Children can put small objects into their mouths (deflated balloons, marbles, small pieces, buttons, coins, button batteries, etc.), which could lead to the child swallowing or choking on them. When babies choke on deflated balloons or plastic bags (as the sacks for wrapping the dirty diapers, the nappy sacks, which are a sort of bag sometimes dangerously placed near the babies),[15] it produces a complicated obstruction that would require it to be directly removed with the fingers, if it is visible. To prevent children from swallowing things, it is needed to take precautions on their environment by placing dangerous objects out of their reach. Besides, they must be supervised, paying enough attention to what they do. It is necessary to teach the children to avoid putting things into their mouths. They may try to eat small pieces of toys. Toys and games may indicate on their packages the ages for which they are safe. In the US, manufacturers of children's toys and products are required by law to apply appropriate warning labels to their packaging.[5] However, toys that are resold may not be marked with warning labels.[5] Caregivers can try to prevent choking by considering the features of a toy (such as size, shape, consistency, small parts) before giving it to a child.[5] Children's products that are found to pose a choking risk can be taken off the market.[5]
(How to recognize airway obstruction)
Symptoms, signs and times
Symptoms and signs:
- Difficulty or inability to speak or cry out.
- Inability or difficulty in breathing. Labored breathing, including gasping or wheezing, may be present.
- Violent and largely involuntary coughing, gurgling, or vomiting noises may be present.
- More serious choking victims will have a limited (if any) ability to produce these symptoms since they require at least some air movement.

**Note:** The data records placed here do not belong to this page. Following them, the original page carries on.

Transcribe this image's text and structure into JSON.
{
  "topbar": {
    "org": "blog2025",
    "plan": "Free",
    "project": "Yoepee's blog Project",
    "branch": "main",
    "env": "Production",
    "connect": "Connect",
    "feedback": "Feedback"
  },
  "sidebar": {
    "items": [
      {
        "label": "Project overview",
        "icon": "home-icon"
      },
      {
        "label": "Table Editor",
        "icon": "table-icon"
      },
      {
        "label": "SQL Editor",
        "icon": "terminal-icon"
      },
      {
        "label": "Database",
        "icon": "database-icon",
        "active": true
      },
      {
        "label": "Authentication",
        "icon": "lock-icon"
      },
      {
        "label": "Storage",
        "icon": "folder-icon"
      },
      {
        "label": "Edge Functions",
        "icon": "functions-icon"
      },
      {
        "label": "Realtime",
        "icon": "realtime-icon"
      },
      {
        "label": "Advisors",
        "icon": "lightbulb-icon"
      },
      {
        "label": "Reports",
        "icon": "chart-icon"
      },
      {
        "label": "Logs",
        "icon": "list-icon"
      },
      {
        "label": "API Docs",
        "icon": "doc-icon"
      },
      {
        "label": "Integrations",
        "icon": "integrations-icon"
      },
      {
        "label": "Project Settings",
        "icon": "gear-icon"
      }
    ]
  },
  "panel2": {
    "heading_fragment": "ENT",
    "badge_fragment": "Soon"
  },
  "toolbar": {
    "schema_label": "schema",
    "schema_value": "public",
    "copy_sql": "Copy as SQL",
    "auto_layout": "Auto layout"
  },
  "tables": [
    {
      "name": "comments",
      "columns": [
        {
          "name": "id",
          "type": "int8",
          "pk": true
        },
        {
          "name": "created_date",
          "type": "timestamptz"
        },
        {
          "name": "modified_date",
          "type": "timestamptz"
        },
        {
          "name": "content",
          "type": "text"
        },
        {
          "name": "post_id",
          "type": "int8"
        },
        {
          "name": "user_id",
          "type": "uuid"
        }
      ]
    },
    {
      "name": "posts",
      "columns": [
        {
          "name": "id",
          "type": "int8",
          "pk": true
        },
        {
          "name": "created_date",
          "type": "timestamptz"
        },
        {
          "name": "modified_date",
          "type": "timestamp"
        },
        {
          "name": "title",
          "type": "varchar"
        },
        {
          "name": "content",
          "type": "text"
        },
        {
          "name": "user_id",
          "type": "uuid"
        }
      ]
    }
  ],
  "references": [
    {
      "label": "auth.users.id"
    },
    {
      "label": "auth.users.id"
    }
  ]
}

- The person may begin clutching of the throat or mouth, or attempting to induce vomiting by putting fingers down the throat.
- The person's face turns blue (cyanosis) from lack of oxygen, if breathing is not restored.
- The person may become unconscious, if breathing is not restored.
Times:
- Brain damage typically occurs if the body is deprived of air for three minutes.
- Death will usually occur if breathing is not restored in six to eight minutes. Life can be extended some more by the use of cardiopulmonary resuscitation (CPR) on unconscious victims of choking (see more details further below).
Treatment
Choking is treated with a number of different procedures, which form the airway management. This consist in basic techniques available for first aiders and more advanced techniques available for health professionals.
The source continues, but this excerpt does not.